The second column of $W$ is [ A\bigl((0,3)\bigr)]_{\cal B'}.
So, $\tag{2}A((0,3))=-6(x_1,x_2)+4(0,3)=(-6x_1, -6x_2+12).$
But you can compute $A\bigl((0,3)\bigr)$ using the matrix representation from part 1.
We find $[A\bigl((0,3)\bigr)]_{\cal B}$ first. Towards this end, we write $(0,3)$ in terms of the basis $\cal B$ first.

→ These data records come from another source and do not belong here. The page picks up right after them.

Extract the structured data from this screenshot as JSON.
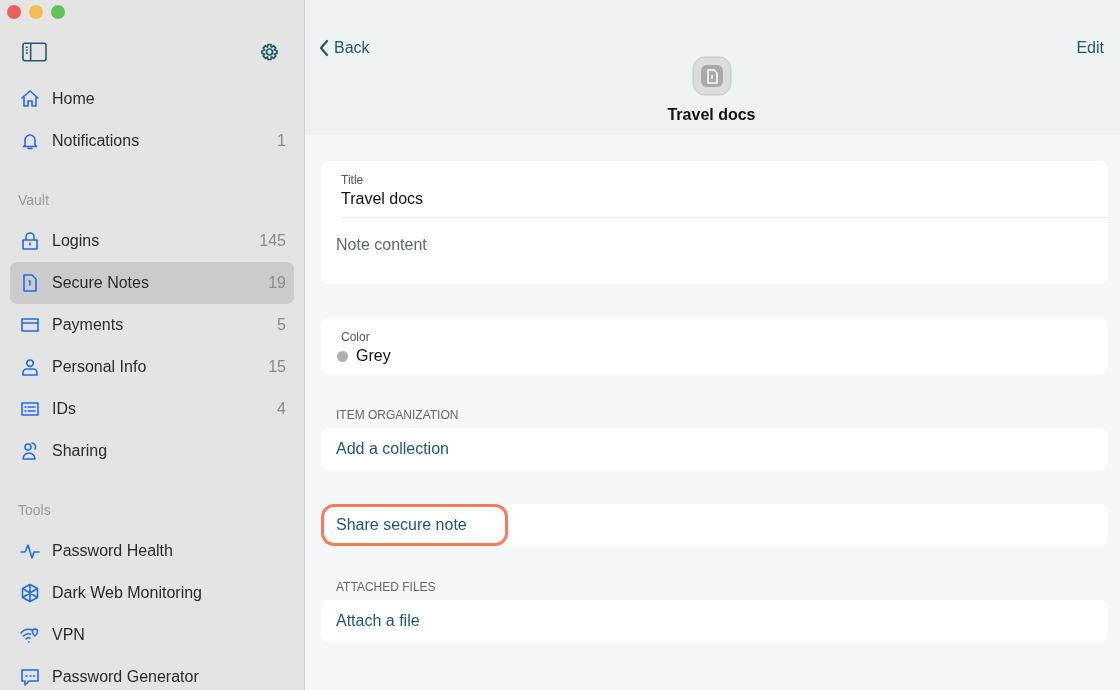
{
  "sidebar": {
    "top_items": [
      {
        "label": "Home",
        "selected": false
      },
      {
        "label": "Notifications",
        "count": "1",
        "selected": false
      }
    ],
    "groups": [
      {
        "heading": "Vault",
        "items": [
          {
            "label": "Logins",
            "count": "145",
            "selected": false
          },
          {
            "label": "Secure Notes",
            "count": "19",
            "selected": true
          },
          {
            "label": "Payments",
            "count": "5",
            "selected": false
          },
          {
            "label": "Personal Info",
            "count": "15",
            "selected": false
          },
          {
            "label": "IDs",
            "count": "4",
            "selected": false
          },
          {
            "label": "Sharing",
            "selected": false
          }
        ]
      },
      {
        "heading": "Tools",
        "items": [
          {
            "label": "Password Health",
            "selected": false
          },
          {
            "label": "Dark Web Monitoring",
            "selected": false
          },
          {
            "label": "VPN",
            "selected": false
          },
          {
            "label": "Password Generator",
            "selected": false
          }
        ]
      }
    ]
  },
  "header": {
    "back": "Back",
    "edit": "Edit",
    "title": "Travel docs"
  },
  "sections": [
    {
      "rows": [
        {
          "kind": "field",
          "label": "Title",
          "value": "Travel docs"
        },
        {
          "kind": "placeholder",
          "placeholder": "Note content"
        }
      ]
    },
    {
      "rows": [
        {
          "kind": "color",
          "label": "Color",
          "value": "Grey",
          "color": "#b0b0b0"
        }
      ]
    },
    {
      "heading": "ITEM ORGANIZATION",
      "rows": [
        {
          "kind": "action",
          "label": "Add a collection",
          "highlighted": false
        }
      ]
    },
    {
      "rows": [
        {
          "kind": "action",
          "label": "Share secure note",
          "highlighted": true
        }
      ]
    },
    {
      "heading": "ATTACHED FILES",
      "rows": [
        {
          "kind": "action",
          "label": "Attach a file",
          "highlighted": false
        }
      ]
    }
  ]
}
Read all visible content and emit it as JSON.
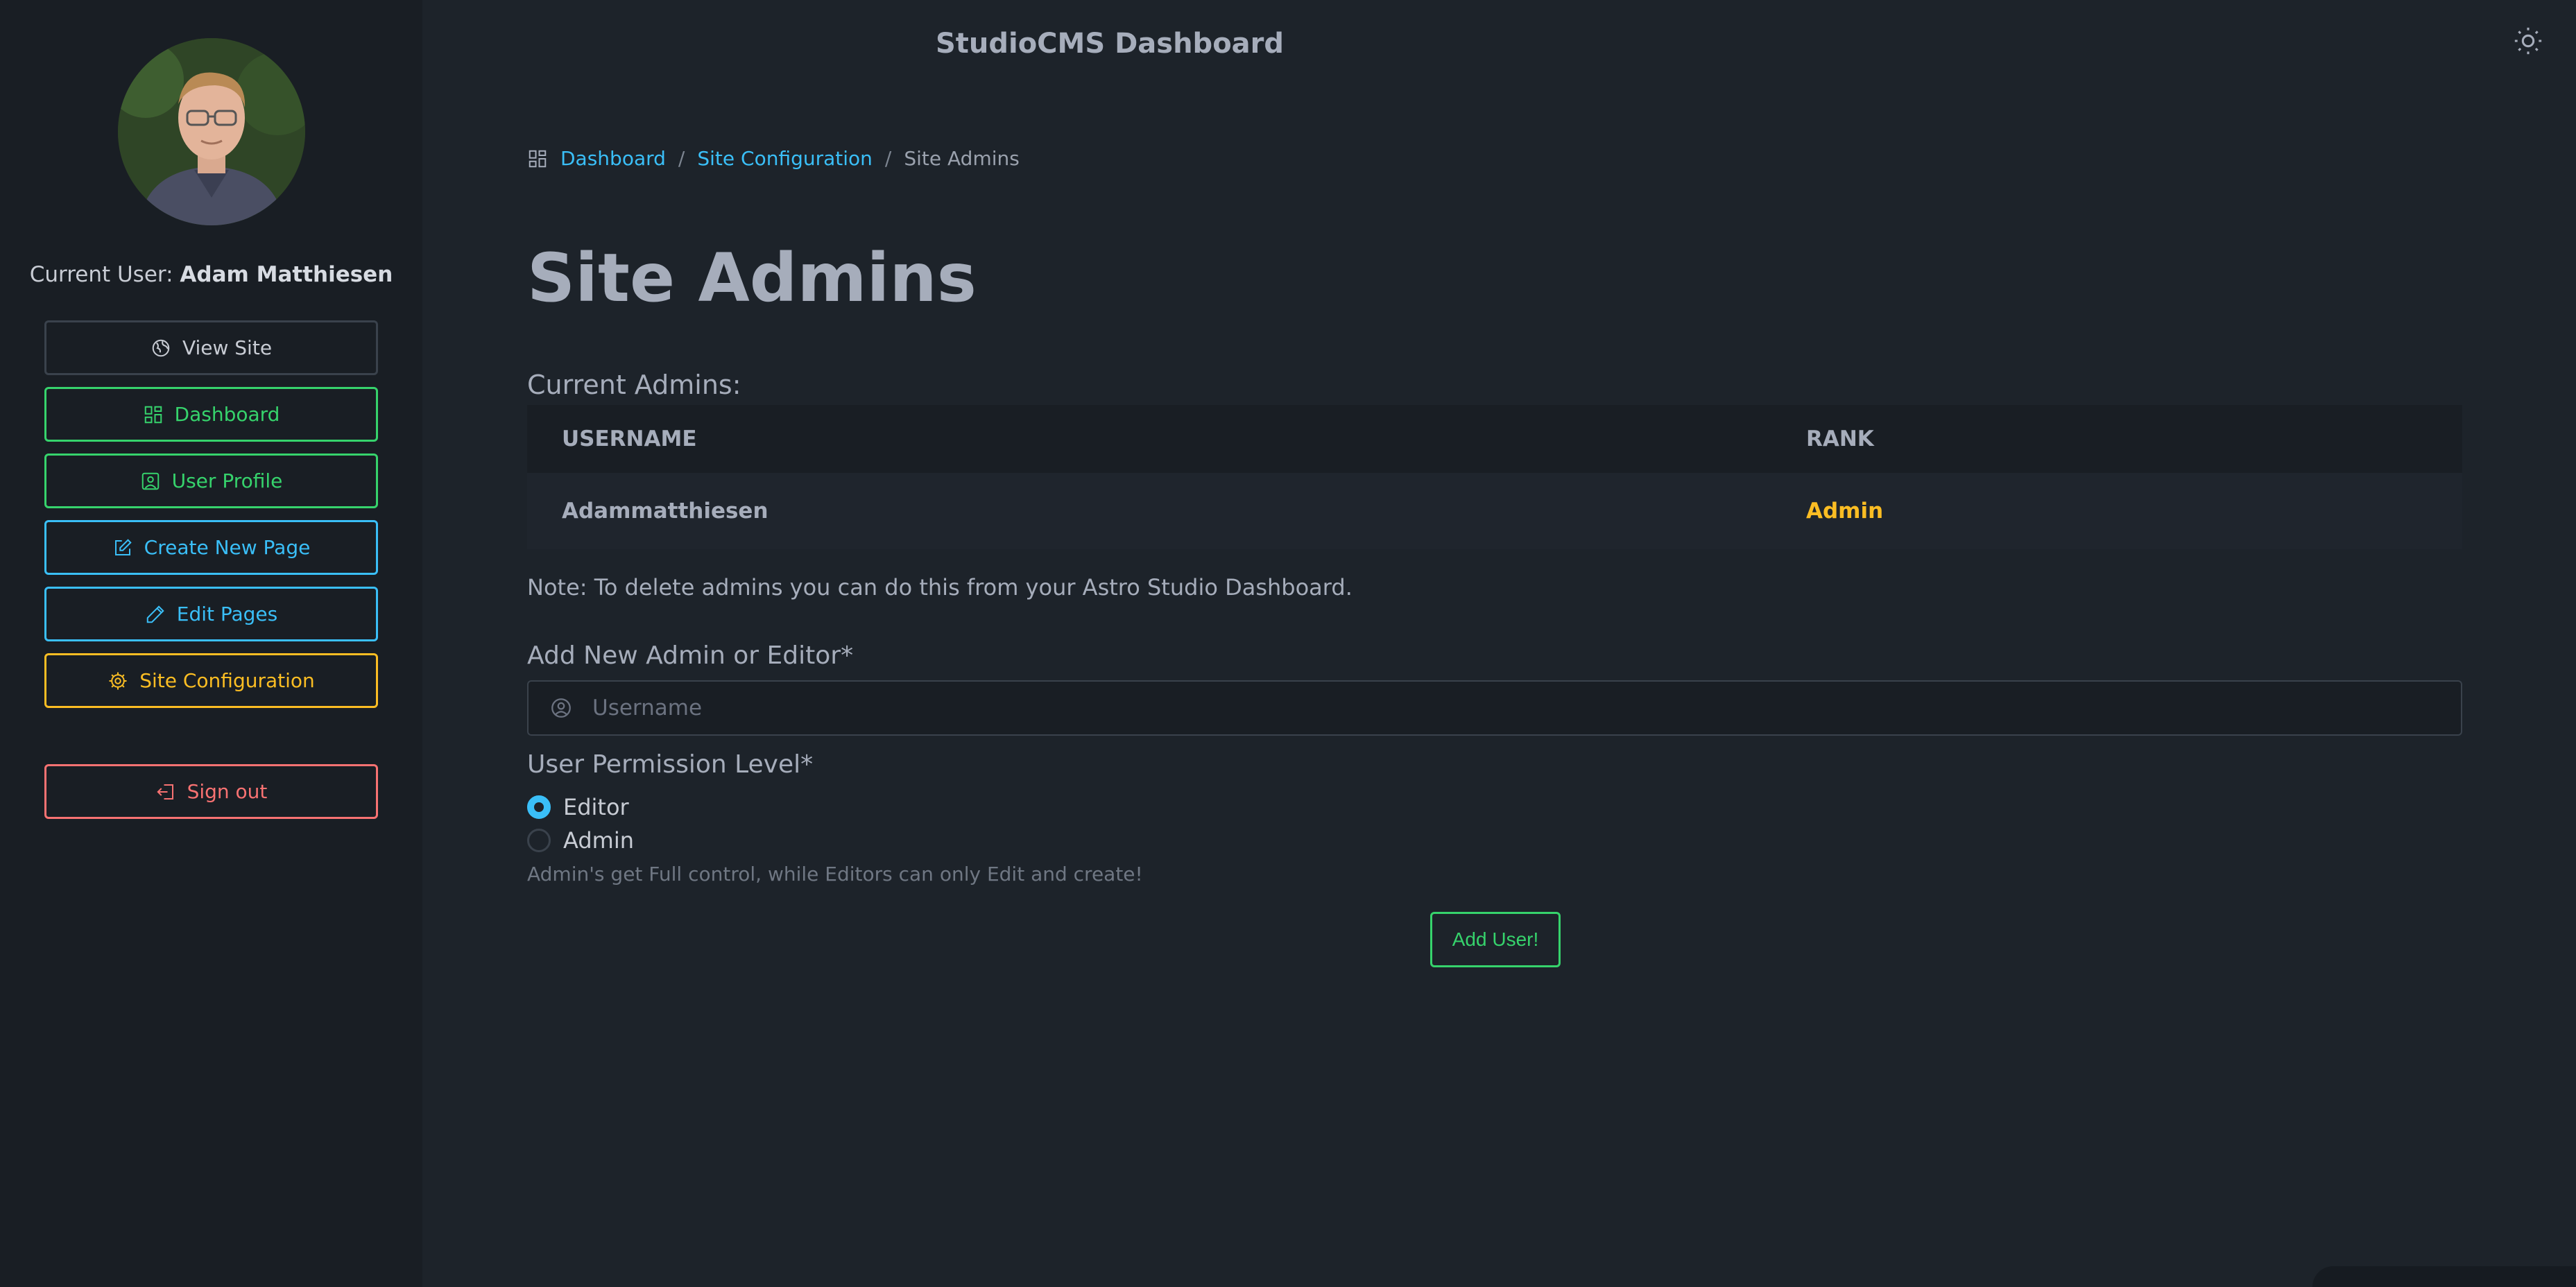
{
  "header": {
    "title": "StudioCMS Dashboard"
  },
  "sidebar": {
    "current_user_prefix": "Current User:",
    "current_user_name": "Adam Matthiesen",
    "items": [
      {
        "label": "View Site",
        "icon": "globe-icon",
        "color": "#c8ccd4"
      },
      {
        "label": "Dashboard",
        "icon": "dashboard-icon",
        "color": "#36d36c"
      },
      {
        "label": "User Profile",
        "icon": "user-profile-icon",
        "color": "#36d36c"
      },
      {
        "label": "Create New Page",
        "icon": "edit-square-icon",
        "color": "#3abff8"
      },
      {
        "label": "Edit Pages",
        "icon": "pencil-icon",
        "color": "#3abff8"
      },
      {
        "label": "Site Configuration",
        "icon": "gear-icon",
        "color": "#fbbd23"
      }
    ],
    "sign_out": {
      "label": "Sign out",
      "icon": "sign-out-icon",
      "color": "#f87272"
    }
  },
  "breadcrumb": {
    "items": [
      "Dashboard",
      "Site Configuration"
    ],
    "current": "Site Admins",
    "separator": "/"
  },
  "page_title": "Site Admins",
  "admins": {
    "label": "Current Admins:",
    "columns": [
      "USERNAME",
      "RANK"
    ],
    "rows": [
      {
        "username": "Adammatthiesen",
        "rank": "Admin"
      }
    ]
  },
  "note": "Note: To delete admins you can do this from your Astro Studio Dashboard.",
  "form": {
    "add_label": "Add New Admin or Editor",
    "required_mark": "*",
    "username_placeholder": "Username",
    "username_value": "",
    "permission_label": "User Permission Level",
    "options": [
      {
        "label": "Editor",
        "checked": true
      },
      {
        "label": "Admin",
        "checked": false
      }
    ],
    "hint": "Admin's get Full control, while Editors can only Edit and create!",
    "submit_label": "Add User!"
  },
  "colors": {
    "accent_blue": "#3abff8",
    "accent_green": "#36d36c",
    "accent_yellow": "#fbbd23",
    "accent_red": "#f87272"
  }
}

Solve:
$ (0,3) = c_1(1,1)+c_2(1,0) $ to obtain $ \eqalign{ c_1&=3\cr c_2&=-3. } $ Then: $ [A\bigl((0,3)\bigr)]_{\cal B}=\Bigl [\, {1\atop 1}\ {3\atop -3}\,\Bigr ]\Bigl[ {3\atop -3}\Bigr]=\Bigl[{ -6\atop 12}\Bigr]. $
So, the coordinates of $A((0,3))$ with respect to $\cal B$ are $(-6,12)$. So, $ \tag{3}A((0,3))=-6(1,1)+12(1,0)= (6, -6) $ Comparing equations (2) and (3) gives $ \eqalign{ 6&=-6x_1\cr -6&=-6x_2+12 } $
This gives $x_1=-1$ and $x_2=3$.